Schneider remarked that while the U.S. aims to assert its independence with these measures, this strategy may not be sustainable for long-term growth.

“This independent path hasn’t proven beneficial. The U.S. is isolating itself, endangering the dollar and the bond market,” she explained. “We see countries unaligned with the U.S. selling their treasuries and accumulating gold to protect themselves.”

Additionally, Schneider mentioned that Biden’s plan to boost domestic manufacturing will increase consumer prices as companies face higher wages from increased domestic production.

She predicted that higher costs will eventually slow consumer activity, leading to economic downturns.

“We’re rapidly approaching stagflation, making it crucial to hold assets like gold and silver,” she advised.

Regarding future gold prices, Schneider observed that the metal’s price action is forming an inverted head-and-shoulders pattern. She suggested that breaking $2,400 could drive prices to $2,600.

For silver, Schneider indicated that its strong momentum could push prices beyond $35, potentially reaching $40.

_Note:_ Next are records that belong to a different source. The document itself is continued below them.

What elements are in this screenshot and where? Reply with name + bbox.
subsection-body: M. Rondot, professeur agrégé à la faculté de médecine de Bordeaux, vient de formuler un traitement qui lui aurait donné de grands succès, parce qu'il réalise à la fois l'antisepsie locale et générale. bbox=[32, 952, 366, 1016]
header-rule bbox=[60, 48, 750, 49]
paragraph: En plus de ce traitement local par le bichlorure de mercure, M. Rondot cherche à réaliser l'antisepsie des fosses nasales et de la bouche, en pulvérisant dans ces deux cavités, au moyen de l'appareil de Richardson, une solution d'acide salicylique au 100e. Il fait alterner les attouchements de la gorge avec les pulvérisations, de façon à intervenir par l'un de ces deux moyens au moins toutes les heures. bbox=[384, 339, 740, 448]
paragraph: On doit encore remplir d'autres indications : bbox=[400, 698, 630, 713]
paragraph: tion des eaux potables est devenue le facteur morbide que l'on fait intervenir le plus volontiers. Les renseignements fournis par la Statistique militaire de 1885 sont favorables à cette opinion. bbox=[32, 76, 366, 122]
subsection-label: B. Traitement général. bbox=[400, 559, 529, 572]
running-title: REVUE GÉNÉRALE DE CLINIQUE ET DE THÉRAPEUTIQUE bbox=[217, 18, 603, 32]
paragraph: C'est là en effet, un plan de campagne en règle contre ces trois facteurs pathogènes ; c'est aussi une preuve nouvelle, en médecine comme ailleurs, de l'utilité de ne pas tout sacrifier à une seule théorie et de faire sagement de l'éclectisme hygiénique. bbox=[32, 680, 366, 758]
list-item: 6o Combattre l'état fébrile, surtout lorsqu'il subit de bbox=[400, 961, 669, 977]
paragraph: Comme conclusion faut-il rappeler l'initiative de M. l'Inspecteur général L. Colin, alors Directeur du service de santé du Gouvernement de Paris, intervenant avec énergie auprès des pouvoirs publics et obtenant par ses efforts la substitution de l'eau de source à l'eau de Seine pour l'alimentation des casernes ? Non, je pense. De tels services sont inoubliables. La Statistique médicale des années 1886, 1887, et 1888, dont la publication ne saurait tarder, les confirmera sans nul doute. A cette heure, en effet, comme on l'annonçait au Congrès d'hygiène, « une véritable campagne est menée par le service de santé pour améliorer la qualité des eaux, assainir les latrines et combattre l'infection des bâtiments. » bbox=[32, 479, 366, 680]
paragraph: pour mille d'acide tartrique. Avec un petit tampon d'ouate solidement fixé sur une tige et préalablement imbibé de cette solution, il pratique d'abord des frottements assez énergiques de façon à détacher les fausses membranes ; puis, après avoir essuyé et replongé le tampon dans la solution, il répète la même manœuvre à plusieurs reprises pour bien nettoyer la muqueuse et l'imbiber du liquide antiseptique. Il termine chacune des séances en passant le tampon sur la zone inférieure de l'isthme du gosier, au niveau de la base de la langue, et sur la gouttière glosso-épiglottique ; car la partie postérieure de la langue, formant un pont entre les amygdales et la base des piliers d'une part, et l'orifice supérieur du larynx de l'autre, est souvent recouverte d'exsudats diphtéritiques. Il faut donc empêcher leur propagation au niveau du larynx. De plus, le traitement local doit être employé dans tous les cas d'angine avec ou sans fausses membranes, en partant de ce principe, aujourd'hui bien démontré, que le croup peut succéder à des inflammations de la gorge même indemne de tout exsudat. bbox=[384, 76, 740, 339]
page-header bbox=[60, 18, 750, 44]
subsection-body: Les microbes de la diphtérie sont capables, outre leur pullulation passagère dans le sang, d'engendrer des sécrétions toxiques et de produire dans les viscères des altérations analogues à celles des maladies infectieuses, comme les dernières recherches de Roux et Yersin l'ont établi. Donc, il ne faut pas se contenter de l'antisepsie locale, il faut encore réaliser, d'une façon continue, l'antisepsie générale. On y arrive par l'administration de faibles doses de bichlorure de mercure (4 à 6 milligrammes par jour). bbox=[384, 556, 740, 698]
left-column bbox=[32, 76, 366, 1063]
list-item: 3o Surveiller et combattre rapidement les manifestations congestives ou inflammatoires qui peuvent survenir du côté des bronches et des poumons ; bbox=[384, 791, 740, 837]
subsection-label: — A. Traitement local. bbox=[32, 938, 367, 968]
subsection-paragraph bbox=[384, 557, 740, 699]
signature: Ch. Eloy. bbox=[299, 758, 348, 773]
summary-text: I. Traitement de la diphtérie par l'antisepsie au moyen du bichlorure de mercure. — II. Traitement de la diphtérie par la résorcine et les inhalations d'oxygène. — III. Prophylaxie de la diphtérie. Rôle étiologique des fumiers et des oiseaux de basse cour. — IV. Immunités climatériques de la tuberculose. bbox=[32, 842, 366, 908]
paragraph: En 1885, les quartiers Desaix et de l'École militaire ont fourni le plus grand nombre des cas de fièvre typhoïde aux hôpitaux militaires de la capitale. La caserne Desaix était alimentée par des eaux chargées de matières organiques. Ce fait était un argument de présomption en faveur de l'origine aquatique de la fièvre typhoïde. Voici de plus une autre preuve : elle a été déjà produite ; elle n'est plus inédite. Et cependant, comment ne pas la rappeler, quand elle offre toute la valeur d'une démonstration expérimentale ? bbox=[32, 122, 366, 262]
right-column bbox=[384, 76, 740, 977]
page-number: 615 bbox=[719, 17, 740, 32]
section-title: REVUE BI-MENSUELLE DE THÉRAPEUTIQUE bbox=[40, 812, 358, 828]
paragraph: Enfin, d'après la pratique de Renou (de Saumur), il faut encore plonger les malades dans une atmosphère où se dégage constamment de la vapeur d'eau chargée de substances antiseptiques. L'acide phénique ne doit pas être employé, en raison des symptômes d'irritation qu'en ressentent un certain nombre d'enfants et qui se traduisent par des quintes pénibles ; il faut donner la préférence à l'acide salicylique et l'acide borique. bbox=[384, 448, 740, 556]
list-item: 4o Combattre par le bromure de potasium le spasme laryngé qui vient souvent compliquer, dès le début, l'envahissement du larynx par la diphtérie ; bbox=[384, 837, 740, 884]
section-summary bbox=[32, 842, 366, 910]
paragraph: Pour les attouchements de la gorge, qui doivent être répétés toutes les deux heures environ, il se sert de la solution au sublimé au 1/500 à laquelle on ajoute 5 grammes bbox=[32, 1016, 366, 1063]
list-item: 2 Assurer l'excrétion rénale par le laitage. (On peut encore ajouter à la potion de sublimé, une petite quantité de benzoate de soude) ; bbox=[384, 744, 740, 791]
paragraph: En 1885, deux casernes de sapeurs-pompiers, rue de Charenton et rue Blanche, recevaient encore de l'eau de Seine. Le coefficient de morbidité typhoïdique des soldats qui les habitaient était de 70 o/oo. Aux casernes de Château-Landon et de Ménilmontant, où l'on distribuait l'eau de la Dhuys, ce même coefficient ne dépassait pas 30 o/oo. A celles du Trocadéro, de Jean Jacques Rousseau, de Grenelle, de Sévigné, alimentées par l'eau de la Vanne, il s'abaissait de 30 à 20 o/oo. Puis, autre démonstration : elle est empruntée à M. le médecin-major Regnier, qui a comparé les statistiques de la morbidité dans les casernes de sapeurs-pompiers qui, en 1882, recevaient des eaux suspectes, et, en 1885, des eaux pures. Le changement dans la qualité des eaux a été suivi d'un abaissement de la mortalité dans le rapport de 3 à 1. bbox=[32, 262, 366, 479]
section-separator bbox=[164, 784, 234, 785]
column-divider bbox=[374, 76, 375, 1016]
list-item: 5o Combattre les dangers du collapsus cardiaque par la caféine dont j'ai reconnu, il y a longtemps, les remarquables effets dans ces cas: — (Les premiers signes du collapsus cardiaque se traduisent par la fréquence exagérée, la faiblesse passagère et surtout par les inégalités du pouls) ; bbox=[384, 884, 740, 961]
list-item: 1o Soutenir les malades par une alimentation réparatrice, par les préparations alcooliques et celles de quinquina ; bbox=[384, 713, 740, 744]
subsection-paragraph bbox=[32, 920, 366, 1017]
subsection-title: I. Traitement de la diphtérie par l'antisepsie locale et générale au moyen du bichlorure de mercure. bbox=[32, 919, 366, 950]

When advising on building a precious metals safe-haven position, she recommended an equal allocation in gold, silver, and miners, making up about 15% of her portfolio.

“If investors are looking to enter the metals market now, I would favor silver and miners for their growth potential,” she said.

Schneider also advised diversifying commodity exposure to include essential energy assets like uranium, copper, and natural gas.

“People are starting to realize the energy demands of the AI revolution, so it’s wise to monitor these commodities,” she concluded.